Potential fuel price hike: Economic challenges ahead for Pakistan
Estimates for the fuel prices for the next fortnight are in, and both business owners and consumers may be disappointed by the announcement once again. The prices of petrol, kerosene, and High-Speed Diesel (HSD) are all estimated to increase by approximately five to six rupees per litre, according to Dawn.
Sources reveal that the ex-depot price of petrol is expected to rise by five to six rupees. HSD and kerosene might see more conservative rises in prices of just two and three rupees per litre, respectively.
These are estimations, and the actual revision of prices will be carried out on January 15.
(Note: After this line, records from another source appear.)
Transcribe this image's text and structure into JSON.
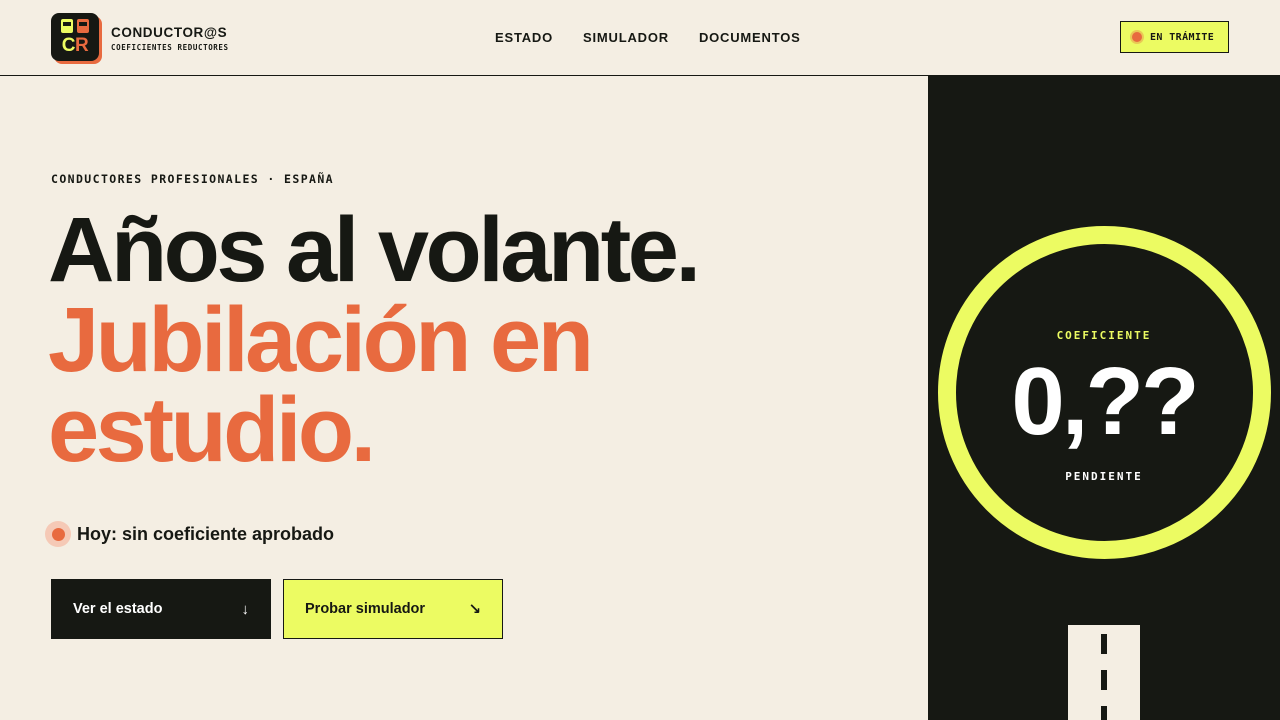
{
  "brand": {
    "name": "CONDUCTOR@S",
    "subtitle": "COEFICIENTES REDUCTORES",
    "logo_text_c": "C",
    "logo_text_r": "R"
  },
  "nav": {
    "items": [
      {
        "label": "ESTADO"
      },
      {
        "label": "SIMULADOR"
      },
      {
        "label": "DOCUMENTOS"
      }
    ]
  },
  "status_chip": {
    "label": "EN TRÁMITE"
  },
  "hero": {
    "eyebrow": "CONDUCTORES PROFESIONALES · ESPAÑA",
    "headline_line1": "Años al volante.",
    "headline_line2a": "Jubilación en",
    "headline_line2b": "estudio.",
    "today_text": "Hoy: sin coeficiente aprobado"
  },
  "buttons": {
    "primary": {
      "label": "Ver el estado",
      "icon": "arrow-down-icon",
      "glyph": "↓"
    },
    "secondary": {
      "label": "Probar simulador",
      "icon": "arrow-down-right-icon",
      "glyph": "↘"
    }
  },
  "coefficient": {
    "label": "COEFICIENTE",
    "value": "0,??",
    "status": "PENDIENTE"
  },
  "colors": {
    "background": "#f4eee3",
    "dark": "#161813",
    "accent_orange": "#e86a3f",
    "accent_lime": "#ecfb62"
  }
}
Expectations surrounding the surge in fuel prices can safely be attributed to the higher prices of fuel in the international market. The reasoning behind the rise in fuel prices is that United States President-elect Donald Trump threatened to slap sanctions on Russian oil and energy exports.
According to Statista, Russia is the third largest producer of oil worldwide. The Russian oil industry alone accounts for over 12 percent of global crude oil production. With Donald Trump seemingly on course to strangle Russia’s oil exports, net importers of petroleum, such as Pakistan, are projected to face large financial losses.
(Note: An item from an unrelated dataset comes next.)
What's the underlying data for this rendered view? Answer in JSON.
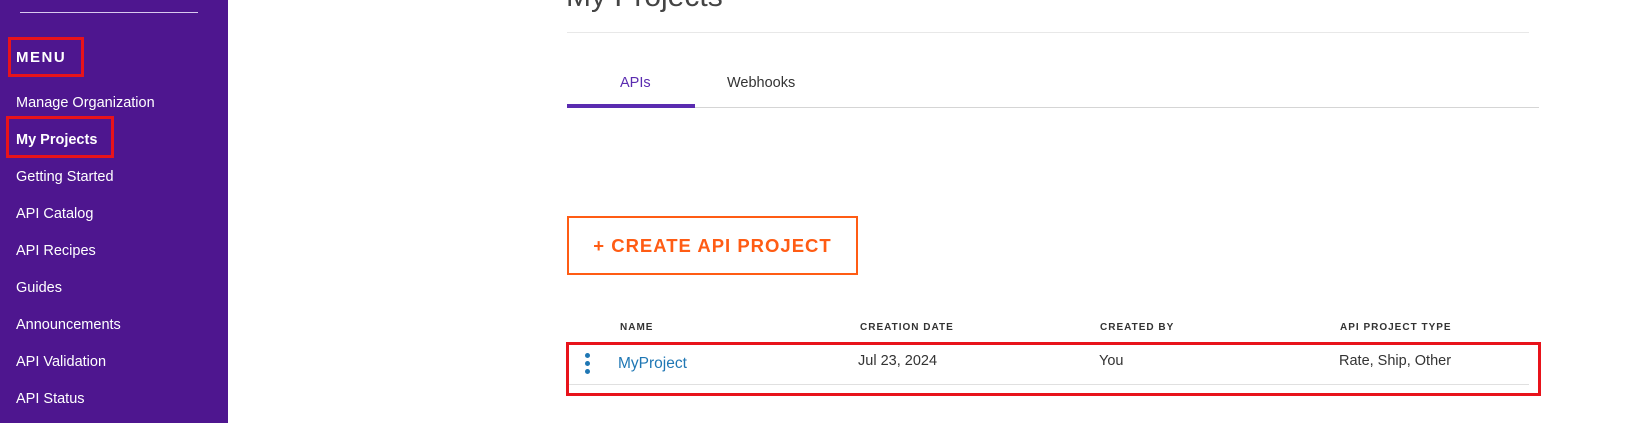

Historically, the economy has witnessed a large balance of trade deficits because of the large volume of petroleum products on the import bill. Experts predict that the rise in international crude oil prices will negatively impact Pakistan’s trade balance.
Since Donald Trump’s threat, the market summary revealed that Brent prices had gone up by one to two dollars per barrel. The only silver lining is that import premiums have not been changed, and the exchange rate remains stable.
If Islamabad had decided to tack on to the already extortionately high 76 rupees per litre petroleum levy, consumers would suffer even more. Furthermore, had the rupee faced depreciation, it would have been financially challenging for consumers to afford the new petrol prices.
However, experts predict that the expected price hike will significantly hurt businesses, and a prime example is the transport sector. HSD is a primary input in business operations, and with HSD prices rising, profit margins are expected to grow slimmer.
The hike in petrol prices is also expected to erode the purchasing power of regular consumers as an overwhelming majority of the population consumes petrol. The worst part is that Brent prices have gone up by approximately six percent in the past five days, with experts predicting that the upward trend will continue.